Nur geschäftsführend im Amt: Der belgische König Philip sucht händeringend nach einer tragfähigen belgischen Regierung. Die neue Ministerpräsidentin Sophie Wilmes ist nur eine Übergangskandidatin. Foto: AFP/NICOLAS MAETERLINCK

Die politischen Perspektiven für Belgien sind düster. Die Regierungsbildung scheiterte, weil die Interessen der beiden Landesteile immer weiter auseinander driften. Ist die Einheit des Landes nun ernsthaft gefährdet?

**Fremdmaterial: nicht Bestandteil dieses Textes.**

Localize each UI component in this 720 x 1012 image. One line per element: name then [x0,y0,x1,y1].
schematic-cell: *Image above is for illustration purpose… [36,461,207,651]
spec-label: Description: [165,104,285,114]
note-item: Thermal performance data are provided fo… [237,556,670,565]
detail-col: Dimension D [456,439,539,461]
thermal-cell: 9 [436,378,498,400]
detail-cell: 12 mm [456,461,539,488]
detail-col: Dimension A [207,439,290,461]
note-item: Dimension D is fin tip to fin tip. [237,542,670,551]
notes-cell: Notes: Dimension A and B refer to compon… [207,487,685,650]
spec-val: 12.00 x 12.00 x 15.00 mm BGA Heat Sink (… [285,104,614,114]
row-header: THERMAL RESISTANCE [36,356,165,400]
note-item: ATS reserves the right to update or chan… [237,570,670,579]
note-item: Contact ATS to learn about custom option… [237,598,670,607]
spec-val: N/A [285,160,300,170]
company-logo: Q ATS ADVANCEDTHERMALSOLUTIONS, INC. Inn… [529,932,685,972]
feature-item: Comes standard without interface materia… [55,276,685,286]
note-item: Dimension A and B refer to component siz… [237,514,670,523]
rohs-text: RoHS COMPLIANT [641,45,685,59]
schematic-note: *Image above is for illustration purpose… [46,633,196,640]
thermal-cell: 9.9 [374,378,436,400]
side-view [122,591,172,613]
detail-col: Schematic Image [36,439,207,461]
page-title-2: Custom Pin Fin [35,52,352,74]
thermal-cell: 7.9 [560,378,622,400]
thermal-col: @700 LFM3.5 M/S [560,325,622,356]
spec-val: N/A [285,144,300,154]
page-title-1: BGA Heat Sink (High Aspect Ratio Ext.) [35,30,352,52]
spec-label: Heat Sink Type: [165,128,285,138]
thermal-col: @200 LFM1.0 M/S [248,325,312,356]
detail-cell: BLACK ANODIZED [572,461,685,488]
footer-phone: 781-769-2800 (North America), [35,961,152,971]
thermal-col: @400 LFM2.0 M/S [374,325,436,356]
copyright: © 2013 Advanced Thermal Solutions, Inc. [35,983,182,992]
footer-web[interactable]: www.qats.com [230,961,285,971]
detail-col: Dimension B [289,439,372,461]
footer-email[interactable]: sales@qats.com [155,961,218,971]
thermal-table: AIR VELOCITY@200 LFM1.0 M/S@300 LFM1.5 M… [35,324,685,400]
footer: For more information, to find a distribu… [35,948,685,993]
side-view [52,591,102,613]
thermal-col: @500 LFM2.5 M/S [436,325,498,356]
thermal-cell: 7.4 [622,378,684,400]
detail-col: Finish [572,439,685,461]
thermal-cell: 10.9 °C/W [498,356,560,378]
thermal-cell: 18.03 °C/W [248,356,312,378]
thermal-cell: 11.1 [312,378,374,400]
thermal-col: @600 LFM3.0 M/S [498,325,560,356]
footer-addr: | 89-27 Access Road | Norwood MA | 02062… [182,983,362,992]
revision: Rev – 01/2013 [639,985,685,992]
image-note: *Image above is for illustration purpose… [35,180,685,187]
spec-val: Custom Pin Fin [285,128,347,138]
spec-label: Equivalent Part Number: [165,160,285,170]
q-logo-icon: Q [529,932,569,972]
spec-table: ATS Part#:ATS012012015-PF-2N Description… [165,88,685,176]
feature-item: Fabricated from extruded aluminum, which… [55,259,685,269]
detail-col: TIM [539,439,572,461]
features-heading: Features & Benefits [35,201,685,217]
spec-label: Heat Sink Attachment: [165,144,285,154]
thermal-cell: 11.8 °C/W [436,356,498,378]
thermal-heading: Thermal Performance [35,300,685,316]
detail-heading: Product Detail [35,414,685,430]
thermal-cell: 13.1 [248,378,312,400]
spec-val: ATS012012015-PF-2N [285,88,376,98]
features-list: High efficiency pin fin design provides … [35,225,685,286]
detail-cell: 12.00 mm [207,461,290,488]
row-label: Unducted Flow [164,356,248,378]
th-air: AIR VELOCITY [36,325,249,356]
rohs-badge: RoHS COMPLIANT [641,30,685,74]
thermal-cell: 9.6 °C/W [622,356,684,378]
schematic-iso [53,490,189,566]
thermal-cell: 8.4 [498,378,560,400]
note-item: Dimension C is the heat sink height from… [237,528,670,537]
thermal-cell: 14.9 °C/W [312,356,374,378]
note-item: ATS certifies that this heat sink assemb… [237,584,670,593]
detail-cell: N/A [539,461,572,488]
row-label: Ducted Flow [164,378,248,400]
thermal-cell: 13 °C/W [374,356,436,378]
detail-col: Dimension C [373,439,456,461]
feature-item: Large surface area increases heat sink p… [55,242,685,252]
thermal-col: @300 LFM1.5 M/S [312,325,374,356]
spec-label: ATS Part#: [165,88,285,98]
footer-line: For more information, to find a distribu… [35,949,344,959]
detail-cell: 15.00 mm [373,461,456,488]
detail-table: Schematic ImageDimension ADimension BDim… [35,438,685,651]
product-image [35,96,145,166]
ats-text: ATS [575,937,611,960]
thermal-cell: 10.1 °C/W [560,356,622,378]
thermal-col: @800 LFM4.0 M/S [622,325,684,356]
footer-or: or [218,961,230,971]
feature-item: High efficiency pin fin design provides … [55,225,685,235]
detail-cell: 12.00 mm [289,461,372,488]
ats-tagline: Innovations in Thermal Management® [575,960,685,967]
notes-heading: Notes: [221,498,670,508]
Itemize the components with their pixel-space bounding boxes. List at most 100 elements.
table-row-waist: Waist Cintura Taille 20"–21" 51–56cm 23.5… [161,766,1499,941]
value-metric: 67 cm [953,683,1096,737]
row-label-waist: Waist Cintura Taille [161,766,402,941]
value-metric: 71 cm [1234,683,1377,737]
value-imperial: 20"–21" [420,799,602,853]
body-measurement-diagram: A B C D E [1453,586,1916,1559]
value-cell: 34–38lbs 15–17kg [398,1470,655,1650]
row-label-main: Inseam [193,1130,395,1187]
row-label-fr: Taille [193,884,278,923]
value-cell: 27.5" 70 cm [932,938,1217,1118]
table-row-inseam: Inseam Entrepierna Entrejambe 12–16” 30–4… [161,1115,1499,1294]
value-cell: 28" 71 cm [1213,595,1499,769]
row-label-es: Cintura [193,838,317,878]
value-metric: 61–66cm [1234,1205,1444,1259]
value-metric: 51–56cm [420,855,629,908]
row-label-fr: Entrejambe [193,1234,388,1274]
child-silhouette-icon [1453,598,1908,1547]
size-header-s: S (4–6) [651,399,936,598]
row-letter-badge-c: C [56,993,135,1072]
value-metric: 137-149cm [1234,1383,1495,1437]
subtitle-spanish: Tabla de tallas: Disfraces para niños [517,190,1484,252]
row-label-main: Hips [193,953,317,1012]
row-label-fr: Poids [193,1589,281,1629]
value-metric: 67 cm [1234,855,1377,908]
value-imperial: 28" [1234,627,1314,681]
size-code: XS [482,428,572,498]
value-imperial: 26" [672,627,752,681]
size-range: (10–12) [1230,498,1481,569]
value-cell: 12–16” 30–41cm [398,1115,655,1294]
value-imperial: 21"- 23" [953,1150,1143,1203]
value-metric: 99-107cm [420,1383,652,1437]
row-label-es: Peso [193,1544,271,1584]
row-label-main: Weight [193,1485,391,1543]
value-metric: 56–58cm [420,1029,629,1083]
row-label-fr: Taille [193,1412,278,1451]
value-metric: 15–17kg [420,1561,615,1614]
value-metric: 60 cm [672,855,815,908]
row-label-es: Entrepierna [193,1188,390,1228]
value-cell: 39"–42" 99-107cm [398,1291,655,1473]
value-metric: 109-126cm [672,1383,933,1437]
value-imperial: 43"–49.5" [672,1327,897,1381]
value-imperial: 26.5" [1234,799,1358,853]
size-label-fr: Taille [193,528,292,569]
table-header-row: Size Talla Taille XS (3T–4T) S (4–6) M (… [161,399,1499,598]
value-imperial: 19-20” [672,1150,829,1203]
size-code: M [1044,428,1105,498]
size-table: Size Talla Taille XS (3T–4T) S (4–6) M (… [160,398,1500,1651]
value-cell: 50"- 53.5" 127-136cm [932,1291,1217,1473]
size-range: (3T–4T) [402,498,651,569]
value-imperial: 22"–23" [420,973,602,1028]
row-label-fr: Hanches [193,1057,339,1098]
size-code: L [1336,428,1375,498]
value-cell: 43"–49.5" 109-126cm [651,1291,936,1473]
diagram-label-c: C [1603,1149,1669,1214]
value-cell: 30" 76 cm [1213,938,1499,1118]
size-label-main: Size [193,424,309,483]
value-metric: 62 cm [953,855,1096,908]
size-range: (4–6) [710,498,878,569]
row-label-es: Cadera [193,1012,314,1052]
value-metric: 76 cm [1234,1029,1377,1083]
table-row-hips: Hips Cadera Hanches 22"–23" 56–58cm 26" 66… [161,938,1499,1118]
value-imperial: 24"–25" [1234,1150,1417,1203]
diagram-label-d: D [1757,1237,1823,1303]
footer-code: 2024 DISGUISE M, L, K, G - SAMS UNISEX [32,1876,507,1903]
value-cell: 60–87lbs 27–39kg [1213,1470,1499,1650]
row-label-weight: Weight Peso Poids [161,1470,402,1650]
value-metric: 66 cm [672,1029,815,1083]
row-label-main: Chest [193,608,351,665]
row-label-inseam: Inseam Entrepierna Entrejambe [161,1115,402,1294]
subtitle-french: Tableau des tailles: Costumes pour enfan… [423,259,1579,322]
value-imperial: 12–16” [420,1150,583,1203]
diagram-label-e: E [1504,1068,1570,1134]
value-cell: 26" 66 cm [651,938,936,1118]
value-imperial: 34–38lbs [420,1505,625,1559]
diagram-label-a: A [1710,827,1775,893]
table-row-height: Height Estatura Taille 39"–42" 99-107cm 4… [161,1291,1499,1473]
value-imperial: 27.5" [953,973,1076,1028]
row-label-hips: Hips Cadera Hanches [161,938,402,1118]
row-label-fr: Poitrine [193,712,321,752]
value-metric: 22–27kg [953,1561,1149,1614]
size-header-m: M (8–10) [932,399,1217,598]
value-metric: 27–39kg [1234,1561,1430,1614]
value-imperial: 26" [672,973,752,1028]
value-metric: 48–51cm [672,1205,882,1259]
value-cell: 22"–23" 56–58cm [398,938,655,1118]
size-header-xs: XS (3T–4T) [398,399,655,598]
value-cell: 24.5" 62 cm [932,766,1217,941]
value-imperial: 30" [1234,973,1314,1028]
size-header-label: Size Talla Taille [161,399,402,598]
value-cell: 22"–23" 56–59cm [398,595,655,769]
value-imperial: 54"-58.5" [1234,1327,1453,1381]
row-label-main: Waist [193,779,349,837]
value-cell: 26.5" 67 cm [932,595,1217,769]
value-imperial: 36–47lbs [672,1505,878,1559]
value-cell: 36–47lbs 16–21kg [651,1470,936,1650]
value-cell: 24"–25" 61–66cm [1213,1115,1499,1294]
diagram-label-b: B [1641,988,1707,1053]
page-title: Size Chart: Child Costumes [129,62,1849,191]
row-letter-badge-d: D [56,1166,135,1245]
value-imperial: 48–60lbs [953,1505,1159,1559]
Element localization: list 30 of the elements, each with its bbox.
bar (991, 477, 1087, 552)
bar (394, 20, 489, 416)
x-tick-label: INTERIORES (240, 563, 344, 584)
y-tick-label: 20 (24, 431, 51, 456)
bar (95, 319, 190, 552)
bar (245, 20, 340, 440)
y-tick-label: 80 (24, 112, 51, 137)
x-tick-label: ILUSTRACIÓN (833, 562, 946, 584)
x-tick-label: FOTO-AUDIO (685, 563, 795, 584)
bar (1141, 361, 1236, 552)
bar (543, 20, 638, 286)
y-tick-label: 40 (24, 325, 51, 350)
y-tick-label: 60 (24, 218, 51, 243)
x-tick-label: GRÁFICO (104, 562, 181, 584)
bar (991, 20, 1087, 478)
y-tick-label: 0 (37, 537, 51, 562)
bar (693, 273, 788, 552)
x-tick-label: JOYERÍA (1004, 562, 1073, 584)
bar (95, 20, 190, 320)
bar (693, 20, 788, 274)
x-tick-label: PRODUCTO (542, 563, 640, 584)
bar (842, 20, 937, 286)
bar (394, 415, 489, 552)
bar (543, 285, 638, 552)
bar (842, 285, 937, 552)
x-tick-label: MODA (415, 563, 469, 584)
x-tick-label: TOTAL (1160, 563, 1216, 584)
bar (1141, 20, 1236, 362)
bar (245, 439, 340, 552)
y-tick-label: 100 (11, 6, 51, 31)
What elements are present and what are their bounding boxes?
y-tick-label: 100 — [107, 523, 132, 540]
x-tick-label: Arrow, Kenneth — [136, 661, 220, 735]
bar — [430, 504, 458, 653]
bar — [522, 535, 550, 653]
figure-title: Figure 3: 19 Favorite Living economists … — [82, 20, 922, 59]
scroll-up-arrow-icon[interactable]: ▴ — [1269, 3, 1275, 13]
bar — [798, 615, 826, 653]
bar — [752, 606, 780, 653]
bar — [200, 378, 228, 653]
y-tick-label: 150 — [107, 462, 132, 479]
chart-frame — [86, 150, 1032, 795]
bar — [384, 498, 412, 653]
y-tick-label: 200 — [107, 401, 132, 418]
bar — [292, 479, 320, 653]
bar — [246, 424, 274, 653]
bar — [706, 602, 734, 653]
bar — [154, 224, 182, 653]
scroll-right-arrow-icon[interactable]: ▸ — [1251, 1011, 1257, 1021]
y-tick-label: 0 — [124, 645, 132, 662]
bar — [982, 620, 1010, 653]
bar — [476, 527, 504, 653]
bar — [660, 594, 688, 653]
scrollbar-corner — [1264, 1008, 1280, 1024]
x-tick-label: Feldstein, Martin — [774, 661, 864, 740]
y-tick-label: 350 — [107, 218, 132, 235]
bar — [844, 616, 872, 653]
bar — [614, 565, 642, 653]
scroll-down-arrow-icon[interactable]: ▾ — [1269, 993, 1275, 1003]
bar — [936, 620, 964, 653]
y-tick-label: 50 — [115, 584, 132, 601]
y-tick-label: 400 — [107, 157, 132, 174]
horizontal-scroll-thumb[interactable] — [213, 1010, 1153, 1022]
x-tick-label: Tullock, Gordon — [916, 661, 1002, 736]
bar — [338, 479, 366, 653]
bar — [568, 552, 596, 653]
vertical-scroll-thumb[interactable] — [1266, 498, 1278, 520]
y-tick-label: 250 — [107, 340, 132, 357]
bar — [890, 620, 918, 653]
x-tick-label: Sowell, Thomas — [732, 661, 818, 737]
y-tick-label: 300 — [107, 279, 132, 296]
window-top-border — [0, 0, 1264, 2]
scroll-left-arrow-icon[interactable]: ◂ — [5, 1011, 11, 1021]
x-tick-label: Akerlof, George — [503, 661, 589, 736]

Brüssel - Belgien ist blockiert. Knapp ein halbes Jahr nach den Wahlen sind die Versuche zur Regierungsbildung gescheitert. Die Lage ist verzwickt, weil im flämischsprachigen Norden des Landes die Nationalisten von der Neuen Flämischen Allianz (NVA) die stärkste Kraft sind und im französischsprachigen Süden die Sozialisten. König Philip, der als Staatsoberhaupt die Regierungsbildung moderieren muss, hatte eine Koalition zwischen diesen beiden politischen Kräften favorisiert. Doch am Montag zeichnete sich ab, dass die programmatischen Unterschiede zwischen Nationalisten und Sozialisten unüberbrückbar sind. Das Tischtuch zwischen den Chefs der beiden Parteien, Paul Magnette (SP) und Bart De Wever (NVA), gilt als zerschnitten.

Sozialisten im Süden, Nationalisten im Norden

Damit steht das Land Belgien vor einer ungewissen Zukunft. Immer mehr zeichnet sich ab, dass die Kluft zwischen den beiden Landesteilen, dem französischsprachigen Süden mit großen wirtschaftlichen Problemen und einem Drittel der Bevölkerung und dem flämischsprachigen Norden mit starkem Wirtschaftswachstum und geringer Arbeitslosigkeit, bedrohlich groß geworden ist. Dies wurde auch in den Sondierungsgesprächen deutlich: Die Sozialisten machten soziale Verbesserungen wie etwa ein niedrigeres Renteneintrittsalter, höhere Löhne und eine bessere Absicherung für Arbeitslose zur Vorbedingung für die Aufnahme von Koalitionsverhandlungen. Die flämische NVA will genau das Gegenteil: Wirtschaftsfreundliche Reformen und geringere Sozialtransfers.

Um den Zusammenhalt zwischen den beiden Landesteilen ist es schon jetzt schlecht bestellt. In früheren Staatsreformen waren den beiden Landesteilen bereits Kompetenzen wie etwa die Festsetzung von einigen Steuersätzen gegeben worden. Die flämischen Nationalisten dringen aber darauf, dass Flandern noch mehr Dinge selbst entscheiden kann und bringen dafür die Idee einer Föderation für Belgien, das ehemals zentralistisch organisiert war, in die Debatte. Die Sozialisten sind aber nicht bereit, der NVA für die Regierungsbildung im Hinblick auf weitere Staatsreformen entgegen zu kommen.

Löst sich der Staat auf?

Wie verhärtet die Fronten sind, das macht die Aussage des hochrangigen NVA-Politikers Ben Weyts nach dem Scheitern der Gespräche deutlich: Seine Partei sei auch weiter zu Gesprächen bereit, solange sichergestellt sei, dass die Flamen die Politik bekämen, die sie gewählt hätten: eine Politik von Mitte-Rechts im Bereich von Wirtschaft und Gesellschaft. Man sei offen, dieses Ziel in einer Regierung auf föderaler Ebene anzupeilen oder auch nach einer Staatsreform, „die dafür sorgt, dass wir darüber entscheiden können, was mit unserem Geld passiert“. Das Wort „wir“ steht in diesem Fall nicht für Belgier, sondern für Flamen.

Wie es jetzt weitergeht ist offen. Der König könnte versuchen, eine „Regenbogen“-Koalition zwischen Sozialisten, Grünen und Liberalen zu schmieden. Rechnerisch wäre dies möglich, obgleich mit hohem Risiko verbunden: Da die flämischen Nationalisten außen vor wären, würde die Koalition politisch in Flandern nur geringen Rückhalt haben. Denkbar sind auch Neuwahlen. Dabei steht viel auf dem Spiel. Es wäre auch eine Abstimmung darüber, ob der belgische Staat noch eine Zukunft hat oder ob das Land endgültig in zwei Teile zerfällt.